At first glance it may seem that the solution to the problem is in our pocket, however, in order to teach the parser to recognize the source code, we will have to spend many more man-hours on writing instructions (grammar). And if the compiler has to support several programming languages, this task becomes much more complicated.

It is clear that we are not the first developers who are faced with a similar task. The work of any IDE is related to code analysis, Babel transforms modern JavaScript into a standard supported by all browsers. This means that there must be grammars that we could reuse and thus not only facilitate our task, but also avoid a number of potentially serious errors and inaccuracies.

Thus, our choice fell on ANTLR, which is best suited to our requirements, since it contains grammars for almost all programming languages.

As an alternative, you can consider Babelfish , which analyzes any file in any supported language, extracts AST from it, and converts it to UAST, in which nodes are not tied to the syntax of the source language. At the entrance we can have javascript or c #, but at the level of UAST we will not see any differences. In the terminology of compilers, the transformation process is responsible for the process of converting AST to a universal type.

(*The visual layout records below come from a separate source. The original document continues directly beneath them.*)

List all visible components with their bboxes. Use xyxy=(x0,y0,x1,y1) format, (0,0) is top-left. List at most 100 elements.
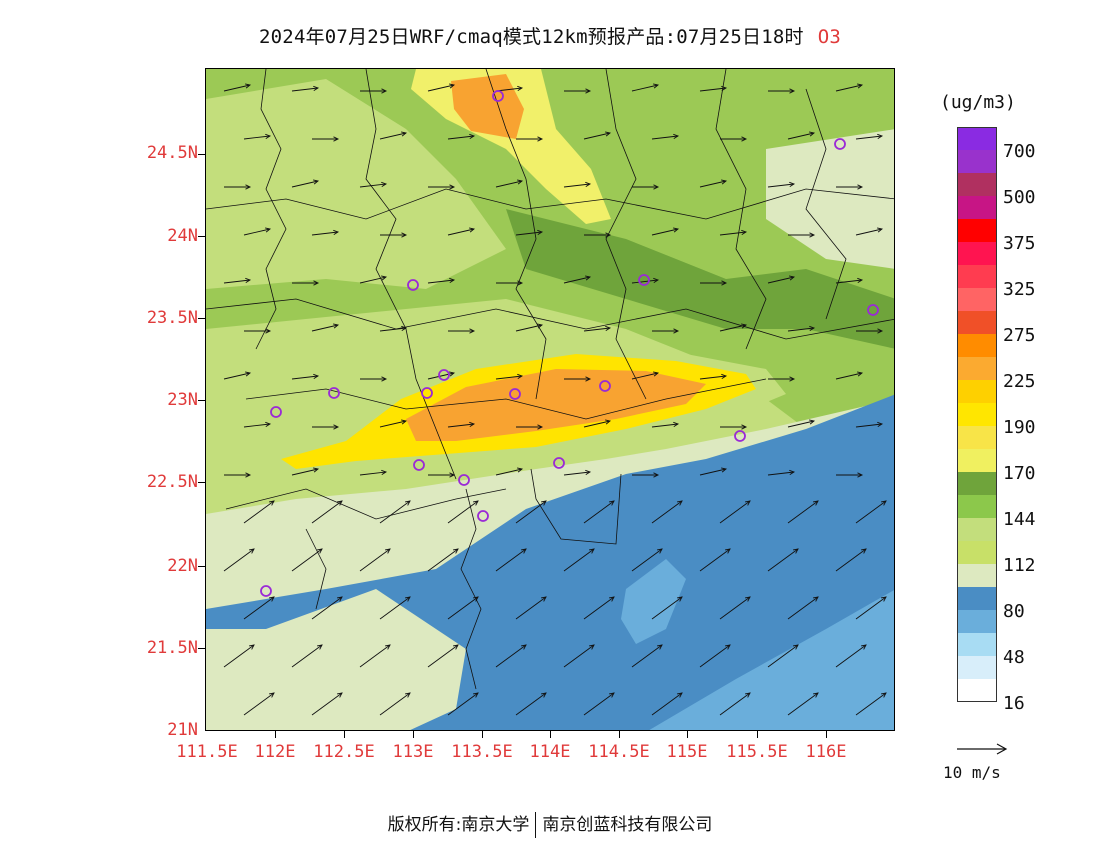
wind-arrow xyxy=(699,467,728,476)
map-canvas xyxy=(206,69,894,730)
wind-arrow xyxy=(583,131,612,140)
color-legend-bar xyxy=(957,127,997,702)
wind-arrow xyxy=(292,280,320,286)
wind-arrow xyxy=(495,373,524,380)
wind-arrow xyxy=(835,277,864,284)
legend-swatch xyxy=(957,495,997,518)
lon-label-113-5: 113.5E xyxy=(451,742,513,762)
footer-left: 版权所有:南京大学 xyxy=(387,815,530,835)
wind-arrow xyxy=(631,371,660,380)
legend-label-144: 144 xyxy=(1003,509,1036,530)
lat-label-22-5: 22.5N xyxy=(146,472,198,492)
lat-label-21-5: 21.5N xyxy=(146,638,198,658)
legend-swatch xyxy=(957,541,997,564)
wind-arrow xyxy=(291,373,320,380)
wind-arrow xyxy=(427,83,456,92)
legend-swatch xyxy=(957,288,997,311)
wind-arrow xyxy=(224,184,252,190)
wind-arrow xyxy=(787,596,819,620)
wind-arrow xyxy=(428,472,456,478)
wind-arrow xyxy=(699,644,731,668)
wind-arrow xyxy=(427,548,459,572)
wind-arrow xyxy=(631,277,660,284)
wind-arrow xyxy=(291,644,323,668)
legend-swatch xyxy=(957,518,997,541)
wind-arrow xyxy=(312,136,340,142)
legend-swatch xyxy=(957,449,997,472)
ozone-plume-central-225 xyxy=(406,369,706,441)
legend-swatch xyxy=(957,265,997,288)
wind-arrow xyxy=(583,692,615,716)
wind-arrow xyxy=(563,275,592,284)
wind-arrow xyxy=(787,131,816,140)
legend-swatch xyxy=(957,679,997,702)
wind-arrow xyxy=(359,469,388,476)
wind-arrow xyxy=(515,692,547,716)
wind-arrow xyxy=(291,179,320,188)
wind-arrow xyxy=(699,373,728,380)
legend-label-225: 225 xyxy=(1003,371,1036,392)
station-marker xyxy=(477,510,489,522)
wind-arrow xyxy=(855,227,884,236)
lon-label-111-5: 111.5E xyxy=(176,742,238,762)
wind-arrow xyxy=(496,280,524,286)
wind-arrow xyxy=(243,421,272,428)
legend-label-500: 500 xyxy=(1003,187,1036,208)
legend-swatch xyxy=(957,564,997,587)
wind-arrow xyxy=(291,85,320,92)
wind-arrow xyxy=(515,229,544,236)
wind-arrow xyxy=(564,88,592,94)
wind-arrow xyxy=(223,371,252,380)
wind-arrow xyxy=(311,500,343,524)
wind-arrow xyxy=(447,227,476,236)
lon-label-112: 112E xyxy=(254,742,296,762)
wind-arrow xyxy=(768,376,796,382)
wind-arrow xyxy=(447,596,479,620)
station-marker xyxy=(438,369,450,381)
wind-arrow xyxy=(719,323,748,332)
legend-swatch xyxy=(957,380,997,403)
wind-arrow xyxy=(699,179,728,188)
wind-arrow xyxy=(223,277,252,284)
legend-swatch xyxy=(957,357,997,380)
wind-arrow xyxy=(379,419,408,428)
station-marker xyxy=(734,430,746,442)
sea-patch-light xyxy=(621,559,686,644)
wind-arrow xyxy=(835,83,864,92)
wind-arrow xyxy=(428,184,456,190)
species-label: O3 xyxy=(817,26,841,48)
wind-arrow xyxy=(855,692,887,716)
station-marker xyxy=(328,387,340,399)
lon-label-115: 115E xyxy=(666,742,708,762)
wind-arrow xyxy=(836,184,864,190)
wind-arrow xyxy=(291,548,323,572)
legend-label-170: 170 xyxy=(1003,463,1036,484)
forecast-map xyxy=(205,68,895,731)
wind-arrow xyxy=(311,692,343,716)
wind-arrow xyxy=(495,85,524,92)
wind-arrow xyxy=(564,376,592,382)
wind-arrow xyxy=(584,232,612,238)
legend-units: (ug/m3) xyxy=(940,92,1016,113)
lat-label-24-5: 24.5N xyxy=(146,143,198,163)
legend-swatch xyxy=(957,633,997,656)
legend-swatch xyxy=(957,173,997,196)
wind-arrow xyxy=(515,323,544,332)
legend-swatch xyxy=(957,127,997,150)
wind-arrow xyxy=(855,133,884,140)
wind-arrow xyxy=(651,133,680,140)
wind-arrow xyxy=(495,179,524,188)
wind-arrow xyxy=(224,472,252,478)
wind-arrow xyxy=(243,692,275,716)
wind-arrow xyxy=(835,371,864,380)
wind-arrow xyxy=(311,323,340,332)
station-marker xyxy=(834,138,846,150)
wind-arrow xyxy=(855,421,884,428)
lon-label-114-5: 114.5E xyxy=(588,742,650,762)
wind-arrow xyxy=(855,500,887,524)
wind-reference-label: 10 m/s xyxy=(943,763,1001,782)
concentration-band-112-north xyxy=(206,79,506,289)
wind-arrow xyxy=(495,467,524,476)
legend-swatch xyxy=(957,311,997,334)
monitoring-stations xyxy=(260,90,879,597)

The novice compiler author may also be interested in Astexplorer , an interface that allows you to see what the syntax tree for a given code fragment and corresponding to the chosen language of the parser can be. It can be useful for debagging or forming a general idea of the structure of AST.

Compiler building

ANTLR (Another Tool For Language Recognition - another language recognition tool) is a parser generator written in Java. At the entrance, it takes a piece of text, then analyzes it on the basis of grammars and converts it into an organized structure, which in turn can be used to create an abstract syntax tree. ANTLR 3 took on this task too - generated AST. However, ANTLR 4 eliminated this functionality in favor of using StringTemplates and operates only with such a concept as “Parse Tree”.

For more information, you can refer to the documentation , or read the excellent article The ANTLR Mega Tutorial , which explains what a parser is, why you need it, how to configure ANTLR, useful ANTLR functions and much more with a ton of examples.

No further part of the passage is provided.